The part of this post I'm not comfortable with is the presumption that--just because RDF provides us with a well-formed container into which we humans can pour information about the information--suddenly the machines will be able to use each other's information ["App C can immediately begin to use this data correctly and consistently with how App B uses it"] to deliver an improvement in the knowledge state experienced by some other humans...
Surely the mere fact that RDF offers a structure does virtually nothing to improve the chance that most humans will start to think like S.R. Ranganathan and populate their ontologies etc with logical, useful, language.
IOW: the G3 gambit makes it much easier and faster for machines to locate yet another confusing piece of human-generated information that requires some level of disambiguation.
I think my nagging problem is that RDF appears to be used to store information fundamentally mismatched with RDFs level of abstraction.
The semantic web cannot be driven by more human coloratura...there's no end to the amount of clarification that is required for usefully machine-mediated human communication, no matter how neatly the storage containers fit together.
To me it seems more productive to use RDF as a storage grid for a type of metadata that is more native (somehow) to the logics of the machines themselves.
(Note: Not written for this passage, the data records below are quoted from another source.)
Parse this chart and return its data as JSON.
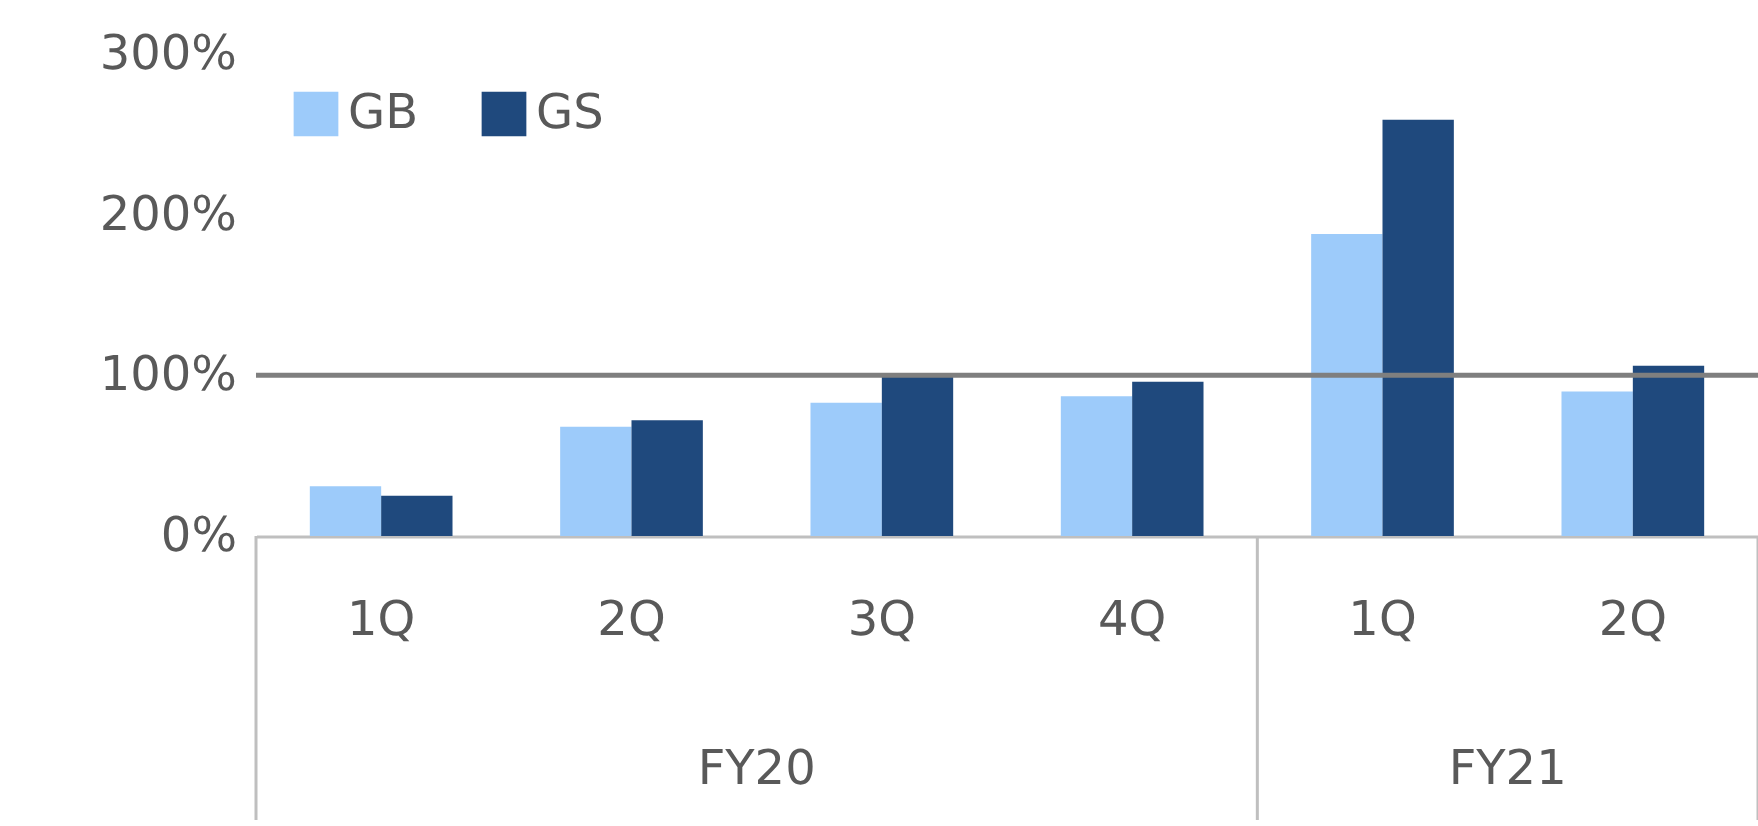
{
  "chart_data": {
    "type": "bar",
    "categories": [
      "1Q",
      "2Q",
      "3Q",
      "4Q",
      "1Q",
      "2Q"
    ],
    "series": [
      {
        "name": "GB",
        "color": "#9dcbfa",
        "values": [
          31,
          68,
          83,
          87,
          188,
          90
        ]
      },
      {
        "name": "GS",
        "color": "#1f497d",
        "values": [
          25,
          72,
          100,
          96,
          259,
          106
        ]
      }
    ],
    "ylim": [
      0,
      300
    ],
    "yticks": [
      {
        "value": 0,
        "label": "0%"
      },
      {
        "value": 100,
        "label": "100%"
      },
      {
        "value": 200,
        "label": "200%"
      },
      {
        "value": 300,
        "label": "300%"
      }
    ],
    "ref_lines": [
      {
        "axis": "y",
        "value": 100,
        "color": "#7f7f7f"
      }
    ],
    "annotations": [
      "FY20",
      "FY21"
    ],
    "legend": "top left",
    "grid": false
  }
}
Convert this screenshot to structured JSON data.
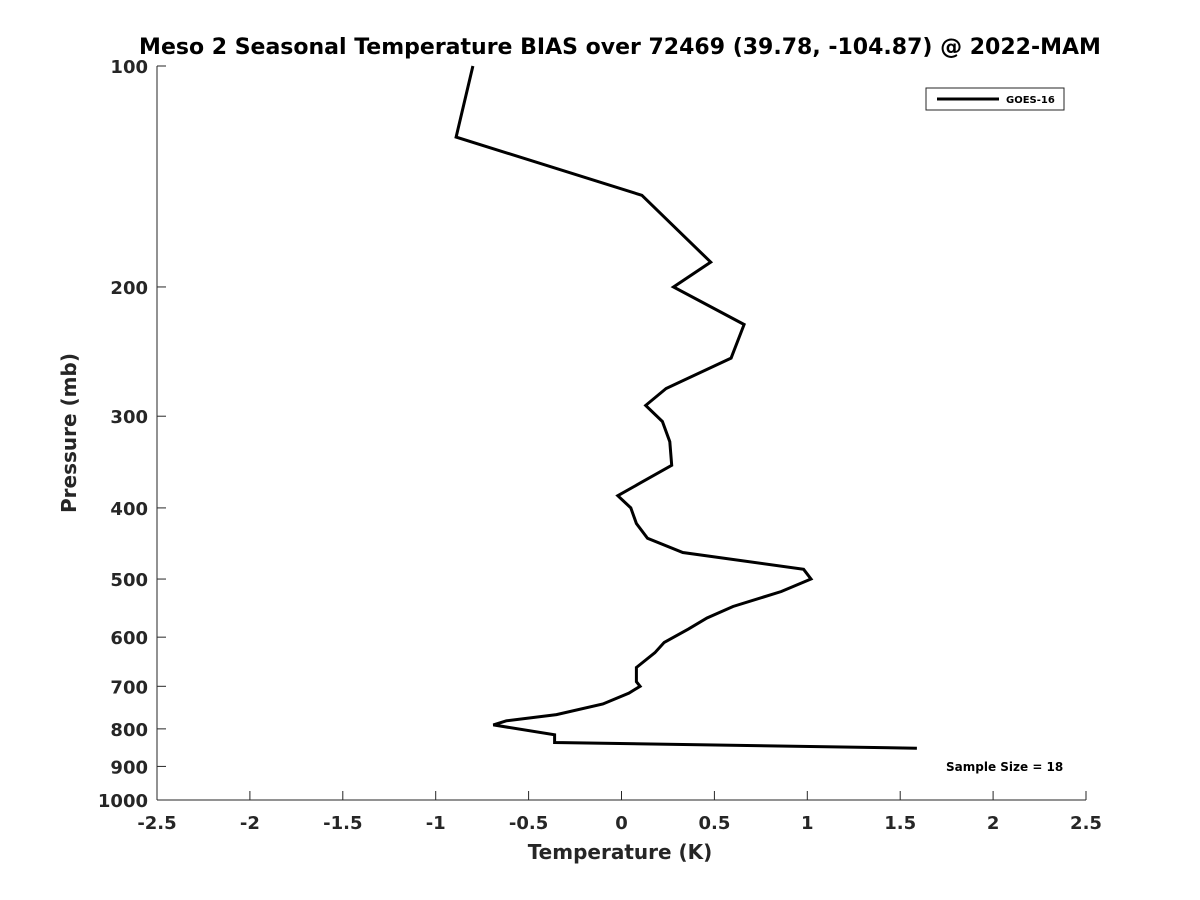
{
  "chart_data": {
    "type": "line",
    "title": "Meso 2 Seasonal Temperature BIAS over 72469 (39.78, -104.87) @ 2022-MAM",
    "xlabel": "Temperature (K)",
    "ylabel": "Pressure (mb)",
    "xlim": [
      -2.5,
      2.5
    ],
    "ylim": [
      1000,
      100
    ],
    "y_scale": "log",
    "y_reversed": true,
    "grid": false,
    "legend_position": "top-right",
    "x_ticks": [
      -2.5,
      -2,
      -1.5,
      -1,
      -0.5,
      0,
      0.5,
      1,
      1.5,
      2,
      2.5
    ],
    "x_tick_labels": [
      "-2.5",
      "-2",
      "-1.5",
      "-1",
      "-0.5",
      "0",
      "0.5",
      "1",
      "1.5",
      "2",
      "2.5"
    ],
    "y_ticks": [
      100,
      200,
      300,
      400,
      500,
      600,
      700,
      800,
      900,
      1000
    ],
    "y_tick_labels": [
      "100",
      "200",
      "300",
      "400",
      "500",
      "600",
      "700",
      "800",
      "900",
      "1000"
    ],
    "series": [
      {
        "name": "GOES-16",
        "color": "#000000",
        "points": [
          [
            -0.8,
            100
          ],
          [
            -0.89,
            125
          ],
          [
            0.11,
            150
          ],
          [
            0.33,
            170
          ],
          [
            0.48,
            185
          ],
          [
            0.28,
            200
          ],
          [
            0.66,
            225
          ],
          [
            0.59,
            250
          ],
          [
            0.24,
            275
          ],
          [
            0.13,
            290
          ],
          [
            0.22,
            305
          ],
          [
            0.26,
            325
          ],
          [
            0.27,
            350
          ],
          [
            0.1,
            370
          ],
          [
            -0.02,
            385
          ],
          [
            0.05,
            400
          ],
          [
            0.08,
            420
          ],
          [
            0.14,
            440
          ],
          [
            0.33,
            460
          ],
          [
            0.98,
            485
          ],
          [
            1.02,
            500
          ],
          [
            0.86,
            520
          ],
          [
            0.6,
            545
          ],
          [
            0.46,
            565
          ],
          [
            0.36,
            585
          ],
          [
            0.23,
            610
          ],
          [
            0.18,
            630
          ],
          [
            0.08,
            660
          ],
          [
            0.08,
            690
          ],
          [
            0.1,
            700
          ],
          [
            0.04,
            715
          ],
          [
            -0.1,
            740
          ],
          [
            -0.35,
            765
          ],
          [
            -0.62,
            780
          ],
          [
            -0.69,
            790
          ],
          [
            -0.36,
            815
          ],
          [
            -0.36,
            835
          ],
          [
            1.59,
            850
          ]
        ]
      }
    ],
    "annotation": "Sample Size = 18"
  }
}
There needs to be more of a state change in the qualities of the information held at the first (or surely the second) order of abstraction above the original.
I understand the need to improve people's habits of describing what they're talking about so that people two nodes away can still get the message. But the whole project suffers mightily when you ask those same messy humans to do the job.
Cheers!
JB
Posted by: John Brisbin | November 27, 2007 at 04:43 AM
Nova,
I agree with your analysis. To me, however, I have another interpretation about Tim's GGG claim.
I understand GGG to be equivalent to WWW but from a different angle of view. When we talk about WWW, we take the publisher's point of view; when we talk about GGG, we are trying to take the viewer's point of view. Both views look upon the same Web, but gathering a different structure of the Web. Moreover, I believe that the purpose of Twine is exactly an attempt to convert the web information storage from the original publisher-oriented point of view to the more friendly viewer-oriented point of view.
You may look at the entire analysis of my understanding of GGG at Thinking Space.
-- Yihong
Posted by: Yihong Ding | November 24, 2007 at 01:50 PM
Hi Nova, I left a response on GigaOM but also wanted to stop by here and say thanks for the comment and the post.
I'm not arguing that you can't represent a unified social graph semantically -- I'm pointing about how a unified social graph doesn't really adequately represent the complexity of human relationships. And I'm also wondering if moving towards a semweb approach for the social graph removes too much of the human, since semantic web technologies are all about machine processing.
Seems to me that many people calling for a unified social graph are those that treat their friends/fans like undifferentiated nodes. Most people, however, don't have so many people they interact with online (or so many services) that they need a unified, machine-processable approach. And a unified machine-processable approach has drawbacks (possibility for spam and privacy abuses, a loss of having multiple ways to say "you are my friend," a loss of multiple identities online).
Hope you had a nice Thanksgiving. :)
Posted by: Anne Z. | November 24, 2007 at 07:13 AM